Though negotiating tactics always play a role, virtually all disputes in the U.N. talks reflect a wider issue of how to divide the burden of fixing the planetary warming that scientists say results from human activity, primarily the burning of oil, coal and natural gas.
The momentum from last month's joint U.S.-China deal on emissions targets faded quickly in Lima as rifts reopened over who should do what to fight the problem.
Some delegates expressed surprise that China, despite its joint announcement with the U.S., continued to insist on clear dividing lines between the climate action expected from developed and developing nations.
"I thought that they would not be as stern as they used to be in the past," said Tony de Brum, the foreign minister of the Marshall Islands, which is among the small island states that fear they will be submerged by rising seas caused by global warming.
Liu Zhemin, the deputy head of the Chinese delegation, stressed the principle in the 1992 U.N. climate convention that rich countries have a greater responsibility to fight climate change. He called China's announcement last month that it its emissions would peak by 2030 "a very ambitious target" that would require tremendous action.
Historically, Western nations are the biggest emitters. Currently, most CO2 emissions are coming from developing countries as they grow their economies and lift millions of people out of poverty.
During a brief stop in Lima on Thursday, U.S. Secretary of State John Kerry said fixing the problem was "everyone's responsibility, because it's the net amount of carbon that matters, not each country's share."
He warned that neglecting to forge an effective plan to fight climate change would be judged a "massive, collective moral failure of historical consequences."
"If we don't lead, future generations will not forgive us," Kerry said. "They will want to know how we together could possibly have been so blind, so ideological, so dysfunctional and, frankly, so stubborn" by failing to act on overwhelming scientific evidence.

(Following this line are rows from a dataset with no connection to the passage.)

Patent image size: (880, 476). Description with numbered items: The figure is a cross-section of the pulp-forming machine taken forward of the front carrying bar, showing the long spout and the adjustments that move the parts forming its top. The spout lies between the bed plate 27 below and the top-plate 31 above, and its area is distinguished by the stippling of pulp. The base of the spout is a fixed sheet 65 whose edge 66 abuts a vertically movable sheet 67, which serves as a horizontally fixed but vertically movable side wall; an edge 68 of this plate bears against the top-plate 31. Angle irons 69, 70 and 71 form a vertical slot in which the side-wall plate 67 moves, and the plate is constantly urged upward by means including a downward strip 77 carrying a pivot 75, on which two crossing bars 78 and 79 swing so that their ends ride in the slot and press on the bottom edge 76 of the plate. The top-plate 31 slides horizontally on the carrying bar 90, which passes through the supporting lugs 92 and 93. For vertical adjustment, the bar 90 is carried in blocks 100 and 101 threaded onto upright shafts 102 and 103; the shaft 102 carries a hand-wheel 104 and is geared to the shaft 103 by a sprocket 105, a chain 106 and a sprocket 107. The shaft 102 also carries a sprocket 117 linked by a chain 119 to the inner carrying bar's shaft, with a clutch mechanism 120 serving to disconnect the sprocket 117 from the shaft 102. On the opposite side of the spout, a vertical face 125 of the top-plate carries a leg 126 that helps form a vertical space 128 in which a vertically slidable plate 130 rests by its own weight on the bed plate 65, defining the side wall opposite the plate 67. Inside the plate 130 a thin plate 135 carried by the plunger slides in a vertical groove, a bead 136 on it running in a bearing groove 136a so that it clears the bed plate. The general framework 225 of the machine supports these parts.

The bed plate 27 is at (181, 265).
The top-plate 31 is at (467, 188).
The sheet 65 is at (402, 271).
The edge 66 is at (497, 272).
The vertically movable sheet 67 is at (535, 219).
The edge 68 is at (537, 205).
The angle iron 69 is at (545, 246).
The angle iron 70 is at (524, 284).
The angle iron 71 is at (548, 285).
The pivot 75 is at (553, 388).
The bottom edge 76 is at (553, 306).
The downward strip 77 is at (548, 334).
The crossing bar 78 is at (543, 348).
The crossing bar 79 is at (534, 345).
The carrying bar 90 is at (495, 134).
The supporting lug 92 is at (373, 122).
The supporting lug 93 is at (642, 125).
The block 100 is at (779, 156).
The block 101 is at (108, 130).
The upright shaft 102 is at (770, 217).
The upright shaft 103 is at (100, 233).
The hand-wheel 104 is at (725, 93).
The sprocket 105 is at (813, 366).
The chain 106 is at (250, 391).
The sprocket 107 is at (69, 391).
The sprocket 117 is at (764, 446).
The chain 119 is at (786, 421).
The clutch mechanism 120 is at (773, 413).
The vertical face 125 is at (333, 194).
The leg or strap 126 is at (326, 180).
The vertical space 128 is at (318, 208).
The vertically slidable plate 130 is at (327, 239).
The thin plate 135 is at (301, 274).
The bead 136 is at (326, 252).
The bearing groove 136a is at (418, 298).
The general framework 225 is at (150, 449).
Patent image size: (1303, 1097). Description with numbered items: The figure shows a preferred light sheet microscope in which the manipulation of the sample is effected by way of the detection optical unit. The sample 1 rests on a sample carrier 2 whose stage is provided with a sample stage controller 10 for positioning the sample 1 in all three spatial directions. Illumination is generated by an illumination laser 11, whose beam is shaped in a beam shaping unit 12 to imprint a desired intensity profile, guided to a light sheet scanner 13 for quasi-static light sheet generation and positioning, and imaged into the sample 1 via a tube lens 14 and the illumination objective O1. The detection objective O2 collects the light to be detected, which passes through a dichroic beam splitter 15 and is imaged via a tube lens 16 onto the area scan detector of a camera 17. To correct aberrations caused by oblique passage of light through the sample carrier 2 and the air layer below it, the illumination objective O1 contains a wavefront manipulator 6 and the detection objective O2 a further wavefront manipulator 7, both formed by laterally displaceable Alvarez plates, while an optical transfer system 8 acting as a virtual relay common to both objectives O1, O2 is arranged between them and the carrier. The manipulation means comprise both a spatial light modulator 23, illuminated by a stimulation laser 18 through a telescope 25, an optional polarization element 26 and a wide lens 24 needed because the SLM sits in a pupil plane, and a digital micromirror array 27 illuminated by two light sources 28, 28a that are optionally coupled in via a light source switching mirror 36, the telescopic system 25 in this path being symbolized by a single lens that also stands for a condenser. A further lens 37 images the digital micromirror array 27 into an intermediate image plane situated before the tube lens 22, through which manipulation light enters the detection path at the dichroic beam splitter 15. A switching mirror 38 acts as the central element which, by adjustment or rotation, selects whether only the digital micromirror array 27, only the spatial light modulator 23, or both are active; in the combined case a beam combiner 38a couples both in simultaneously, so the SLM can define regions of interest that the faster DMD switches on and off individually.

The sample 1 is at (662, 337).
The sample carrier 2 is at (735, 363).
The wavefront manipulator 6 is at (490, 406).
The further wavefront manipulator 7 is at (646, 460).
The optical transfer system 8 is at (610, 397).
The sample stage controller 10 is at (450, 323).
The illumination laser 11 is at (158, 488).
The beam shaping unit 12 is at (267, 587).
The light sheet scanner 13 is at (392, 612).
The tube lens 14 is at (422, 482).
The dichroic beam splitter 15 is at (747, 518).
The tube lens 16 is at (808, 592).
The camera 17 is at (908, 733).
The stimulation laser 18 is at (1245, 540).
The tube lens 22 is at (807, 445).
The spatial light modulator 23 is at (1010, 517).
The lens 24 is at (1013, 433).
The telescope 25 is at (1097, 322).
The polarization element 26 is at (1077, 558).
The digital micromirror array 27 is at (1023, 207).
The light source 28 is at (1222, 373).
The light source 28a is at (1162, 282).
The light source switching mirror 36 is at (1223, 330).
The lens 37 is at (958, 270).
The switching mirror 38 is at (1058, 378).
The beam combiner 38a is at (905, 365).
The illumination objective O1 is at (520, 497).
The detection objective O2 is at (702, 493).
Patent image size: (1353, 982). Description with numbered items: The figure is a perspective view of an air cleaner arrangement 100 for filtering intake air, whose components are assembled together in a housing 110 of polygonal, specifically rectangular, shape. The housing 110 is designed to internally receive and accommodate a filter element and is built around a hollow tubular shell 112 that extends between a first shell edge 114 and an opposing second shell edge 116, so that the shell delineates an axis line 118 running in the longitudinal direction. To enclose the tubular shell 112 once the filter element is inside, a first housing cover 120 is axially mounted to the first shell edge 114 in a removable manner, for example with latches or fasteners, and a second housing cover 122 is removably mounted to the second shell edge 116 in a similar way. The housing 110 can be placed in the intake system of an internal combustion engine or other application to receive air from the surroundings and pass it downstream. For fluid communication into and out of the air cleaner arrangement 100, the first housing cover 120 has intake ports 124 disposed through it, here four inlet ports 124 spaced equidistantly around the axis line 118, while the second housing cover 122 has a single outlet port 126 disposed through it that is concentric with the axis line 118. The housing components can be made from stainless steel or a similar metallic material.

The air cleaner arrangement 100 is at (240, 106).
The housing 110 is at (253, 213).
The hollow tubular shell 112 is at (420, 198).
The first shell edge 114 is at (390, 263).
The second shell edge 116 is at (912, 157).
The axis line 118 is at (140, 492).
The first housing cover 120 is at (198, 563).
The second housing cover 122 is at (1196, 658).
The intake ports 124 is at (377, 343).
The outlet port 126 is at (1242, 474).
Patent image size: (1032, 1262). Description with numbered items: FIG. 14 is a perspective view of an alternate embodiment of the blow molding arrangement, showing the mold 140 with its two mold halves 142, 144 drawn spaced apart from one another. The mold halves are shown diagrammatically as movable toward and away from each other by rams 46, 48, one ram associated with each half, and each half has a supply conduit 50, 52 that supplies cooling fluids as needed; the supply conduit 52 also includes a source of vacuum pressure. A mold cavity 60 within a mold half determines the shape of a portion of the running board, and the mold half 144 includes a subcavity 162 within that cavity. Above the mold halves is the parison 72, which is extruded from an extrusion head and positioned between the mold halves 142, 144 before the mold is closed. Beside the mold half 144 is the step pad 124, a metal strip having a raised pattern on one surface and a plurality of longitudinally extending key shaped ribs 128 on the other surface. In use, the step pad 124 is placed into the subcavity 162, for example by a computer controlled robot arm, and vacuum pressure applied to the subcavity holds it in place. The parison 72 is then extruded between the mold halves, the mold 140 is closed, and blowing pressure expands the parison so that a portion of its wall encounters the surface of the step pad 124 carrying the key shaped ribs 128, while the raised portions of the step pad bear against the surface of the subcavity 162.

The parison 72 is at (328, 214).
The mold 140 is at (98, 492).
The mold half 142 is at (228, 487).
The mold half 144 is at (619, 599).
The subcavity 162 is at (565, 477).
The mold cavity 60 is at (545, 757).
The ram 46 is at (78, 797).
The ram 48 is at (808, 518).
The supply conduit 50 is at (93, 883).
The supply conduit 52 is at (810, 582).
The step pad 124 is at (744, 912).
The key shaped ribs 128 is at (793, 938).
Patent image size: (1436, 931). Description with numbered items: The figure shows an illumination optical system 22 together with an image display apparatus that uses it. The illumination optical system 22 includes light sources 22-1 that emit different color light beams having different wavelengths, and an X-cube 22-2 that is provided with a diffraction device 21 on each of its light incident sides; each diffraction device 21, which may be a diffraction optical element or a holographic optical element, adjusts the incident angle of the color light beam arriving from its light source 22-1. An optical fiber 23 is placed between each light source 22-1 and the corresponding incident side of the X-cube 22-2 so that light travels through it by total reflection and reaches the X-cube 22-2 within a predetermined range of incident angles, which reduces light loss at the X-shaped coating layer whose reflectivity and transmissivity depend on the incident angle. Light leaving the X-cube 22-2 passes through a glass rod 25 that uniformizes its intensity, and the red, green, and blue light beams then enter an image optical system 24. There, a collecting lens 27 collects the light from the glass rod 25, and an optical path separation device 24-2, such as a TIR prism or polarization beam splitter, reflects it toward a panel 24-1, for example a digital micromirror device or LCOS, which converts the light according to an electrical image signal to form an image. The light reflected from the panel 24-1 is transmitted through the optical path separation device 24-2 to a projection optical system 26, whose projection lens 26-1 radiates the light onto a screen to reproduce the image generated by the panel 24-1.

According to the U.N.'s scientific panel on climate change, the world can pump out no more than about 1 trillion tons of carbon to have a likely chance of avoiding dangerous levels of warming. It already has spent more than half of that carbon budget as emissions continue to rise, driven by growth in China and other emerging economies.
Scientific reports say climate impacts are already happening and include rising sea levels, intensifying heat waves and shifts in weather patterns causing floods in some areas and droughts in others.
The U.N. weather agency said last week that 2014 could become the hottest year on record.